A Quick Ting On: bringing Black British History to the fore

Created by publisher and writer Magdalene Abraha, A Quick Ting On is an innovative new series exploring topics of cultural relevance to Black Britons and the global Black community.

Considered the first of its kind, Abraha has created and curated a collection of work celebrating Black British culture through a wide range of topics from Afrobeats to Plantain, and Black British Business and the Black British Power Movement. 

The non-fiction series will also debut the talents of the following young Black British writers, including plus-size model and influencer, Sophia Tassew, award-winning cultural producer, Tobi Kyeremateng, writer and award-winning business owner, Tskenya-Sarah Frazer, writer and social commentator, Chanté Joseph, mathematician and model, Zainab Kwaw-Swanzy, writer and curator, Christian Adofo, writer, social commentator and youth worker, Franklin Addo, and writer, illustrator and youth worker Rui Da Silva.

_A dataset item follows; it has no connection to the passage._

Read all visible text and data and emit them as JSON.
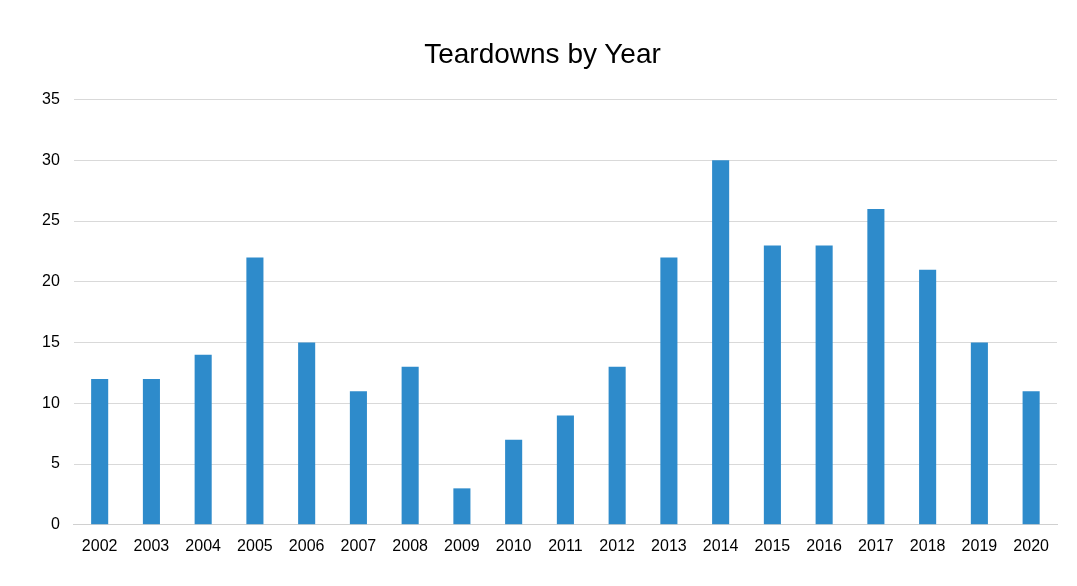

One of the key aims of A Quick Ting On is to create a space for young Black Britons to represent themselves in a way that is as authentic as it is unapologetic. “It’s been something that I have wanted to create for some time, so to be able to create it with an amazing group of authors is brilliant,” said Abraha.

In A Quick Ting On: Black British Business, author Tskenya-Sarah Frazer drives home her key message that “business is for everyone” and not just the predominant demographic of middle-aged and privileged White men. By shining a light on all the things Black British entrepreneurs are doing, she aims to empower others to take a leap of faith to start something themselves.

For Rui Da Silva, author of A Quick Ting On: Plantain, it’s a chance to write meaningfully and explore his love for plantain within a specific cultural context. “To understand it, investigate it and celebrate it,” he says, noting that it is probably the first time that anyone has ever written a book about plantain as a matter of cultural exploration. 

“Growing up in the UK whilst having roots in Africa and the Caribbean is a nuanced and ever-shifting experience especially as you reach the age in which your parents migrated here and you begin to emphasise the enormity of sacrifice and foresight for your own future,” says Christian Adofo. His book A Quick Ting On: Afrobeats, explores the influence of the transatlantic slave trade in Afrobeats music, which he believes follows a similar route. 

“This constant feedback between Africa, the Caribbean and the West is rich which effortlessly influences popular culture. Built upon Highlife, Reggae and Afrobeat played at family gatherings in the diaspora, Afrobeats is a coming of age soundtrack which personifies the strong connection to our respective motherlands,” he says.

“It’s another vehicle to archive subjects that our community care about,” says Abraha. Indeed, and not only that, this collection is a way for young people to be able to explore their identity, culture and heritage in an easily accessible format that is empowering for them and the generation that will come after.

The A Quick Ting On series will be released in 2021.